Startup time is important to developer experience because quick startup reduces the overhead of code and test cycles. In cloud production deployments, startup time dictates speed of scale-out and how quickly new server instances can handle requests.
In 2019, we have focused a lot of time and effort on Open Liberty startup time performance, resulting in huge improvements in a broad range of likely user scenarios. Startup time has been reduced by nearly 50% in some cases, with healthy double-digit percentage improvements pretty much across the board.
We set a goal to start Open Liberty in one second or less for simple configurations on processors used in current laptops and servers. The configuration we chose to use was a simple REST application that sends a response to an http ping request.
To reach our goal, we analyzed Open Liberty startup work along two dimensions:
Serial path-length: work required to initialize various components of the application server
Parallel execution: how startup work can exploit the available CPUs to execute initialization work in the shortest wall-clock time
Based on findings from this analysis, we optimized Open Liberty startup in three major ways:
Parallelized tasks that do not have serial dependencies, to use all cores available
Improved the algorithms and data structures used in some of the heavier tasks to reduce required startup work (path length)

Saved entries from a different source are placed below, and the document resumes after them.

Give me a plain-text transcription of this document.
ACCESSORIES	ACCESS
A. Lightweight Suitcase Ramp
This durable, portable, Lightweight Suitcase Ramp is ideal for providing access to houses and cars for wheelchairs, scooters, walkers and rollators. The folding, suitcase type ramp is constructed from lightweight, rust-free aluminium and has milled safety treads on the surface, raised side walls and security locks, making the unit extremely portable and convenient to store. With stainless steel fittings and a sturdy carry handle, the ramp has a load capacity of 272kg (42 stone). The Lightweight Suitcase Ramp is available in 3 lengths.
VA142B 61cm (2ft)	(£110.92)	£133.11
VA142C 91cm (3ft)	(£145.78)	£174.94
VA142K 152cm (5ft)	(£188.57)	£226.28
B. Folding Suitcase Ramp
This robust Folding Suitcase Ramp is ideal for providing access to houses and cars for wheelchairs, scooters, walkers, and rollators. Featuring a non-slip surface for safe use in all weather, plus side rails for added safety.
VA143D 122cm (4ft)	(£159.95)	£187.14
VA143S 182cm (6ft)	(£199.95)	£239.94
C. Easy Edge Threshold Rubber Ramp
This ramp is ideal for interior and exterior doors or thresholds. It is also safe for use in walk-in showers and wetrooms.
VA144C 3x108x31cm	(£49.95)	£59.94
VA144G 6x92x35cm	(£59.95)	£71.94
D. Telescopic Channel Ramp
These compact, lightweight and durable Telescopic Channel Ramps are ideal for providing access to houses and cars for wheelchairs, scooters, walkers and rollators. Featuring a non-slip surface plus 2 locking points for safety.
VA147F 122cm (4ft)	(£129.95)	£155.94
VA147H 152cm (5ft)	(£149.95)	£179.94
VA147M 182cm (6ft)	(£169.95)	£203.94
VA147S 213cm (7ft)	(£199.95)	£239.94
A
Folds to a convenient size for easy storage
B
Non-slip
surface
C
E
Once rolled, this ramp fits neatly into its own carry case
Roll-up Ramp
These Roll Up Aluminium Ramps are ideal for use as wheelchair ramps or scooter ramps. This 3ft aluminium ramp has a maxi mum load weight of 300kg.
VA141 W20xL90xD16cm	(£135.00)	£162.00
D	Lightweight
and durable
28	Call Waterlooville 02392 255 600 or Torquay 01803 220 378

Persisted startup work product to reduce processing required on the next startup when the server configuration does not change
The following graph provides a picture of what was done this year so far and how Open Liberty startup time improved over the past nine months or so. The graph starts in December 2018 when our startup time using Open Liberty with the OpenJ9 JVM was just under two seconds for a simple REST application that just responds to a ping. You can see that there were steady improvements done throughout the year, and with the 188.8.131.52 version of Open Liberty and the current version of OpenJ9 JVM, we managed to cut that startup time to our goal of almost exactly one second. The progression in startup times shown in the graph used the shared classes cache feature in OpenJ9 and are showing the “warm” run results. When using the shared classes cache, the population of the cache happens in what is known as the “cold” run and the contents of the cache get used in subsequent “warm” runs.
You can also see the approximate timeframe in which the most prominent of these improvements were delivered. From an OpenJ9 perspective, we improved the performance of Ahead-Of-Time (AOT) compiled code substantially and also generated more AOT code this year. Additionally, we reduced garbage collection and class verification overhead during startup time. From an Open Liberty perspective, the most impactful change was to start some of the OSGi bundles in parallel, thereby cutting the time spent in the OSGi framework very substantially. Another focus area was annotation processing where we reduced the amount of work that was being done at run time by moving most of it to product build time instead. Finally we started caching OSGi metadata and feature manager metadata to help reduce the amount of processing that is done when the server configuration does not change.
The changes that were made as part of this effort were general enough to apply to several different applications and scenarios. In the following graph, we show the relative improvements observed from these changes in several key out of the box configurations for Open Liberty as well as the Daytrader8 and Daytrader7 applications. Solid double-digit improvements are seen in every case which confirms the broad applicability of these changes to the customer base using Open Liberty.
Comparison to other Java EE application servers
As a result of these changes, Open Liberty startup time is better than all the other Java EE application servers that we experimented with. Since different application servers may report that the core framework has started when different stages of work have completed, it is better to measure startup time as the “time to respond to the first request” instead. This normalizes for differences where an application server might postpone some of the initialization activity until it needs to do the work associated with an actual request. Using this definition of startup time, the following graphs show performance comparisons using both the OpenJ9 and HotSpot JVMs.
For the OpenJ9 results, all application servers were configured to use the shared classes cache feature. You can see that Open Liberty starts up faster than the other application servers shown regardless of the JVM used and that the startup time is faster with OpenJ9 compared to HotSpot in all cases.
Conclusion and future enhancements
As a general rule-of-thumb, it is a good idea to consider upgrading to newer versions of Open Liberty to pick up performance enhancements that get released on an on-going basis. In the future, we intend to continue making improvements to Open Liberty startup time that will significantly benefit more complex applications with many classes and features being used. In particular, there is some work underway to start more OSGi bundles in parallel and to implement a new annotation scanning engine with caching capability that improves the startup time for applications that use the CDI feature.